The crisis would also extend beyond the domestic realm and pose problems for Ukraine’s economic relationship with the international community. Foreign investment would be expected to diminish greatly because business could not rely on the courts to protect its rights. In addition, Ukraine’s standing with international organizations will be threatened. Ukraine has pledged to these organizations the completion of reforms, including the adoption of the Law on the Judiciary, as well as new Civil, Administrative, Commercial and Procedural Codes. While the reformed Criminal Code has been enacted, without the Law on the Judiciary, passage of new codes will be more difficult.
To build a nation on the ideas of democracy and the rule of law requires principled action and political courage. The political parties and factions in parliament must now set aside their immediate interests and eschew the temptation to hold this legislation hostage. Only when the overall constitutional system of government in Ukraine is considered paramount will its problems of abuse and corruption be properly rectified. It is up to the Rada to act, before the absolutely fundamental independence and efficacy of the judiciary is damaged irreparably, and time is of the essence.
Bohdan A. Futey is a Judge of the United States Court of Federal Claims. Judge Futey is actively involved in with Democratization and Rule of Law Programs in Ukraine and Russia, and is an advisor to the International Foundation for Election Systems.
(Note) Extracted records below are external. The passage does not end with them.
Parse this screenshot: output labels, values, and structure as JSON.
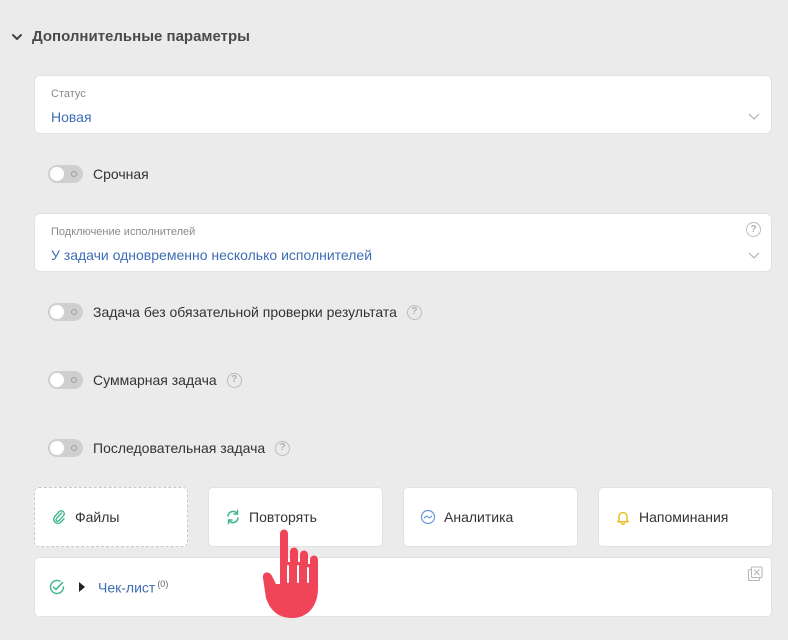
{
  "section": {
    "title": "Дополнительные параметры"
  },
  "status": {
    "label": "Статус",
    "value": "Новая"
  },
  "urgent": {
    "label": "Срочная"
  },
  "assignees": {
    "label": "Подключение исполнителей",
    "value": "У задачи одновременно несколько исполнителей"
  },
  "no_review": {
    "label": "Задача без обязательной проверки результата"
  },
  "summary": {
    "label": "Суммарная задача"
  },
  "sequential": {
    "label": "Последовательная задача"
  },
  "help_glyph": "?",
  "tiles": {
    "files": "Файлы",
    "repeat": "Повторять",
    "analytics": "Аналитика",
    "reminders": "Напоминания"
  },
  "checklist": {
    "label": "Чек-лист",
    "count": "(0)"
  },
  "colors": {
    "accent_blue": "#3e6db5",
    "green": "#3fb58a",
    "yellow": "#e8b80c",
    "hand_red": "#f04558"
  },
  "icons": {
    "section_toggle": "chevron-down-icon",
    "files": "paperclip-icon",
    "repeat": "repeat-icon",
    "analytics": "analytics-icon",
    "reminders": "bell-icon",
    "checklist": "check-circle-icon",
    "checklist_corner": "expand-icon",
    "cursor": "hand-pointer-icon"
  }
}
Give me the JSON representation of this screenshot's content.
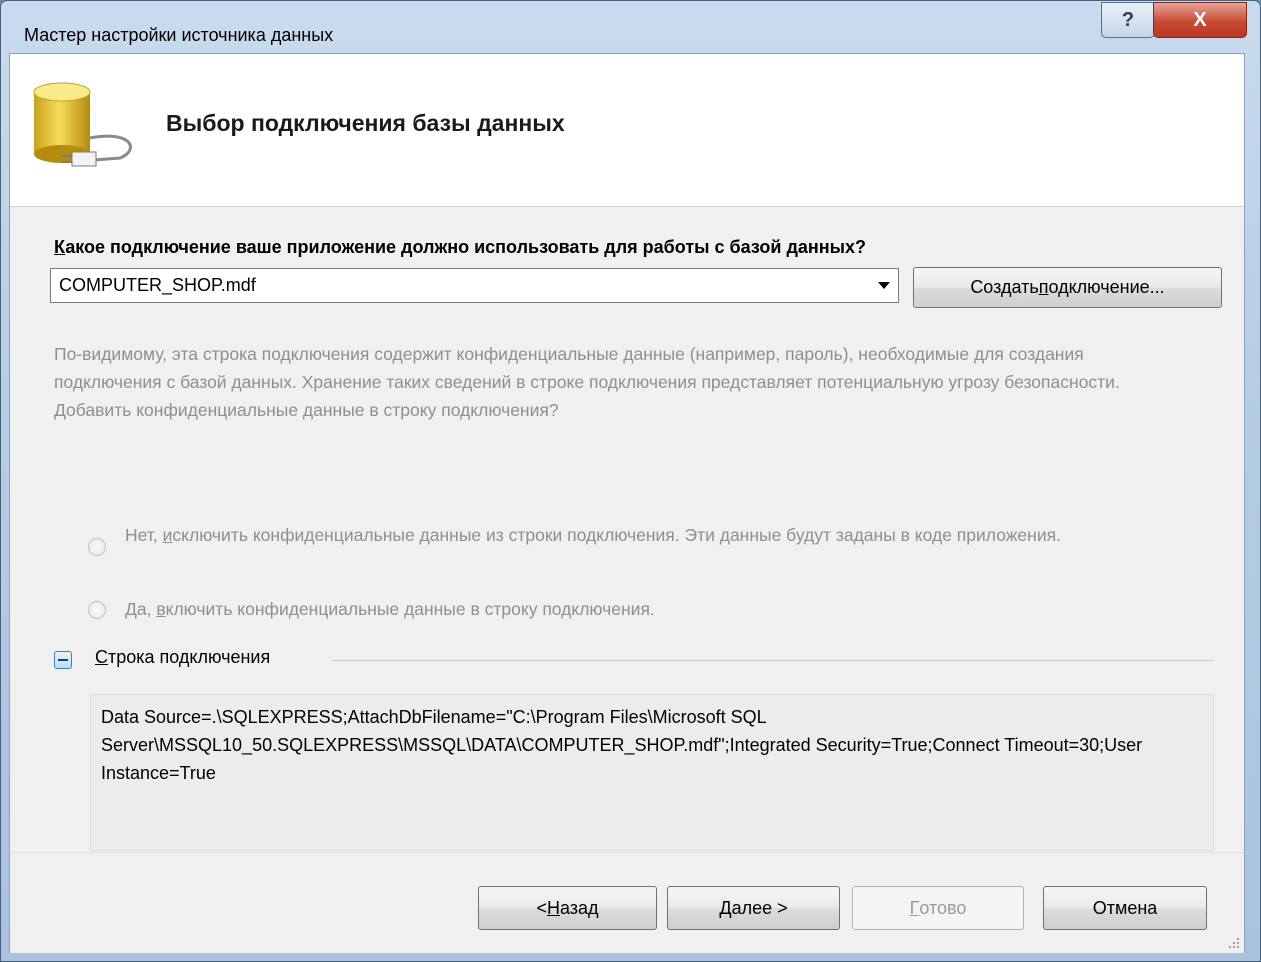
{
  "window": {
    "title": "Мастер настройки источника данных",
    "help_label": "?",
    "close_label": "X"
  },
  "header": {
    "title": "Выбор подключения базы данных",
    "icon": "database-plug-icon"
  },
  "connection": {
    "question_accel": "К",
    "question_rest": "акое подключение ваше приложение должно использовать для работы с базой данных?",
    "selected": "COMPUTER_SHOP.mdf",
    "new_button_pre": "Создать ",
    "new_button_accel": "п",
    "new_button_post": "одключение..."
  },
  "sensitive": {
    "warning": "По-видимому, эта строка подключения содержит конфиденциальные данные (например, пароль), необходимые для создания подключения с базой данных. Хранение таких сведений в строке подключения представляет потенциальную угрозу безопасности. Добавить конфиденциальные данные в строку подключения?",
    "option_no_pre": "Нет, ",
    "option_no_accel": "и",
    "option_no_post": "сключить конфиденциальные данные из строки подключения. Эти данные будут заданы в коде приложения.",
    "option_yes_pre": "Да, ",
    "option_yes_accel": "в",
    "option_yes_post": "ключить конфиденциальные данные в строку подключения."
  },
  "connection_string": {
    "label_accel": "С",
    "label_rest": "трока подключения",
    "value": "Data Source=.\\SQLEXPRESS;AttachDbFilename=\"C:\\Program Files\\Microsoft SQL Server\\MSSQL10_50.SQLEXPRESS\\MSSQL\\DATA\\COMPUTER_SHOP.mdf\";Integrated Security=True;Connect Timeout=30;User Instance=True"
  },
  "footer": {
    "back_pre": "< ",
    "back_accel": "Н",
    "back_post": "азад",
    "next_accel": "Д",
    "next_post": "алее >",
    "finish_accel": "Г",
    "finish_post": "отово",
    "cancel": "Отмена"
  }
}
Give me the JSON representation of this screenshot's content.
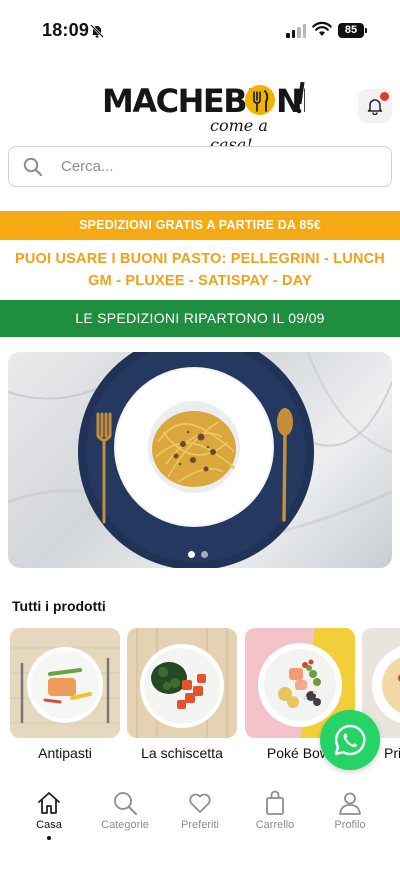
{
  "status": {
    "time": "18:09",
    "battery": "85"
  },
  "header": {
    "logo_main": "MACHEBUONI",
    "logo_sub": "come a casa!"
  },
  "search": {
    "placeholder": "Cerca..."
  },
  "banners": {
    "shipping": "SPEDIZIONI GRATIS A PARTIRE DA 85€",
    "vouchers": "PUOI USARE I BUONI PASTO: PELLEGRINI - LUNCH GM - PLUXEE - SATISPAY - DAY",
    "restart": "LE SPEDIZIONI RIPARTONO IL 09/09"
  },
  "carousel": {
    "pages": 2,
    "active": 0
  },
  "products": {
    "title": "Tutti i prodotti",
    "categories": [
      {
        "label": "Antipasti"
      },
      {
        "label": "La schiscetta"
      },
      {
        "label": "Poké Bowl"
      },
      {
        "label": "Pri"
      }
    ]
  },
  "tabs": [
    {
      "label": "Casa",
      "icon": "home-icon",
      "active": true
    },
    {
      "label": "Categorie",
      "icon": "search-icon",
      "active": false
    },
    {
      "label": "Preferiti",
      "icon": "heart-icon",
      "active": false
    },
    {
      "label": "Carrello",
      "icon": "bag-icon",
      "active": false
    },
    {
      "label": "Profilo",
      "icon": "user-icon",
      "active": false
    }
  ],
  "colors": {
    "orange": "#f5a912",
    "green": "#1f8e3f",
    "whatsapp": "#25d366",
    "alert": "#e53935"
  }
}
Editor’s note: Since the above article was written [June 5], it has become clear that the Rada will almost certainly not have time to enact the Law on the Judiciary before the June 28 deadline. In an interview published in the weekly Zerkalo Nedeli on June 16, Supreme Court Chief Justice Vitaly Boiko stated that in order to provide a temporary solution to the problem, a package of 10 laws that would bring existing legislation on the judiciary into line with the requirements of the Constitution has been passed in first reading. Meanwhile, the Forum Web-site reported June 14 that the Rada Legal Policy Committee is planning to finalize a new draft of the Law on the Judiciary by June 20.